Keep Moving with Enhanced Muscle Health

SR CarnoSyn® supports muscle health by providing a larger serving of beta-alanine, which is essential for mitigating muscle fatigue and burning during exercise as well as supporting muscle mass and function overall. What’s more, SR CarnoSyn® provides these benefits without the pesky “pins and needles” sensation caused by other forms of beta-alanine supplementation.


Head to Head: Sustained Release versus Instant Release Beta-Alanine

Is all beta-alanine created equal for muscle support? Not even close. Researchers have identified significant differences between instant-release and sustained-release formulations, especially when it comes to muscle health.

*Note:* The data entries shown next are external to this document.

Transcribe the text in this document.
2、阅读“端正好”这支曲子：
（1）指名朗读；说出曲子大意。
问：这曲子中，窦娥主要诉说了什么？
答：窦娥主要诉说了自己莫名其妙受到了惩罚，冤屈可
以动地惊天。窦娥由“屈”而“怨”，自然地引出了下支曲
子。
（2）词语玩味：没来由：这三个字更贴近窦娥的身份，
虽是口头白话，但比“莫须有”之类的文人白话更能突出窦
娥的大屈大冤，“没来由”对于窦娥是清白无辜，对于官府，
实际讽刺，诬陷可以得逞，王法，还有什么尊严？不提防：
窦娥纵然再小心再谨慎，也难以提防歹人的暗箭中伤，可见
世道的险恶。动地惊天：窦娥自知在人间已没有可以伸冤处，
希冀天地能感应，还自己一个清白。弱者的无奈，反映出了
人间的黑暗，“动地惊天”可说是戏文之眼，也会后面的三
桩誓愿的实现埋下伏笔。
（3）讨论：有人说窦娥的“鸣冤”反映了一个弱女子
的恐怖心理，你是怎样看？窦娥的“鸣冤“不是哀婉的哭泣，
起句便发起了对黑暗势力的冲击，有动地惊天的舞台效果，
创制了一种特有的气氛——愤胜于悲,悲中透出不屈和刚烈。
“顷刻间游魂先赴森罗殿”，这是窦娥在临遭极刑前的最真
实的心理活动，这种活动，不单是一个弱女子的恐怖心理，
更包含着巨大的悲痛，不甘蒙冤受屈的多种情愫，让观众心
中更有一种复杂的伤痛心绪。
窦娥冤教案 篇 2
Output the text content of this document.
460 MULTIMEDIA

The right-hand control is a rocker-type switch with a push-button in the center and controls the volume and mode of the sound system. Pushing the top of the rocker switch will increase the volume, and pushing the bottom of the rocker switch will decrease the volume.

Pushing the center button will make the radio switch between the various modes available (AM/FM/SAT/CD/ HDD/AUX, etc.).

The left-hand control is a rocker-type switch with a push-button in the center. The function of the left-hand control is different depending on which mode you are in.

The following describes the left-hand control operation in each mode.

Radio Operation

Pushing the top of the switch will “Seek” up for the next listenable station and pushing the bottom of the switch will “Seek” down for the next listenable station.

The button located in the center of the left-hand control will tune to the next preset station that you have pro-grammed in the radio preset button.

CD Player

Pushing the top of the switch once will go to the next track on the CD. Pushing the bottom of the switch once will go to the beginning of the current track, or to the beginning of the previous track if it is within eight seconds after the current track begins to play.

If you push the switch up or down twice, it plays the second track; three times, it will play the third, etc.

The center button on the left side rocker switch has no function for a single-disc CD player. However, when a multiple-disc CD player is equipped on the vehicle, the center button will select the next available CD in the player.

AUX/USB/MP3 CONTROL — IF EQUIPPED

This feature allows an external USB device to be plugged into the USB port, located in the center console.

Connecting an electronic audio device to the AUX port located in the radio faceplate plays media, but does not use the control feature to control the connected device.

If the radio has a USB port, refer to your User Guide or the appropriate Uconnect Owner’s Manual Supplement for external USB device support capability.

In one study1, researchers found that consuming 6 g per day of sustained release beta-alanine (SR CarnoSyn® from Natural Alternatives International), produced a 50.1% increase in muscle carnosine content after 28 days of supplementation. The other formulation, an instant-release supplement, also boosted muscle carnosine content, but the increase was 16.4% less than in the sustained release group. At the same time, symptoms of paresthesia (i.e., the sensation of “pins and needles”) were significantly more frequent in the instant-release group compared with the sustained-release formulation that releases the active ingredient gradually, reducing the pins and needles sensation. Not only that, as a result of this benefit, the sustained-release formulation allows for a greater daily dose to be consumed.

The bottom line? This study broke ground, with researchers pointing to only sustained-release beta-alanine as potentially capable of producing a significant increase in muscle carnosine without paresthesia side effects.


SR CarnoSyn® for Active Aging

The consumer base for SR CarnoSyn® isn’t limited to athletes. Anyone who wants to maintain muscle health throughout their lifespan—especially aging adults—may benefit, since systemic carnosine levels decline naturally with age. In fact, a 2007 study showed that carnosine levels were 53.2% lower in the muscle fibers of older subjects aged 65–80 than younger subjects aged 20–35.2 Supplementing with beta-alanine may slow down this decline by increasing carnosine.

Is beta-alanine the reason for this difference? Researchers supplemented healthy elderly subjects between the ages of 60 and 80 with either beta-alanine (two 800-mg SR CarnoSyn® tablets, twice daily) or a placebo for 12 weeks. The SR CarnoSyn® group showed significantly increased muscle carnosine content (up 85.4% versus 7.2% in the placebo group) and improved time-to-exhaustion in a constant-load submaximal test (up 36.5% compared to 8.6% in the placebo group).3

Yet another study4 on older adults found that physical working capacity can also improve with beta-alanine supplementation. Subjects were assigned either an oral nutritional supplement, the supplement plus 1.6 g per day of beta-alanine, or the supplement plus 2.4 g per day of beta-alanine. At the end of the 12-week study, both beta-alanine groups showed significant increases in their physical working capacity at fatigue threshold, as well as their lower body functionality measured by a sit-to-stand test. The 2.4-g group showed the improved muscle strength on the handgrip test.



The benefits of beta-alanine supplementation are suitable for all populations with different activity levels. Researchers examined the effects of beta-alanine supplementation on isokinetic strength as well as handgrip strength and body composition in female masters cyclists. Twenty-two subjects were randomized to receive either placebo or 800 mg beta-alanine plus 8 g dextrose four times per day for 28 days. At the end of the study, isokinetic strength was significantly increased in the treatment group as opposed to the placebo group, demonstrating that the ingredient can improve exercise performance in female masters athletes.5



1Varanoske AN, et al. “Comparison of sustained-release and rapid-release β-alanine formulations on changes in skeletal muscle carnosine and histidine content and isometric performance following a muscle-damaging protocol,” Amino Acids. 2019; 51(1):49-60.

2Tallon, M. J., et al. “Carnosine, taurine and enzyme activities of human skeletal muscle fibres from elderly subjects with osteoarthritis and young moderately active subjects.” Biogerontology. 2007; 8:129-137.

3del Favero S, et al. “Beta-alanine (Carnosyn™) supplementation in elderly subjects (60–80 years): effects on muscle carnosine content and physical capacity.” Amino Acids, 2012; 43:49–56.

4McCormack WP et al. “Oral nutritional supplement fortified with beta-alanine improves physical working capacity in older adults: A randomized, placebo-controlled study.” Experimental Gerontology, 2013; 48(9):933-39.

5Glenn JM et al. “Effects of 28-Day Beta-Alanine Supplementation on Isokinetic Exercise Performance and Body Composition in Female Masters Athletes.” J Strength Cond Res. 2016; 30(1), 200-7.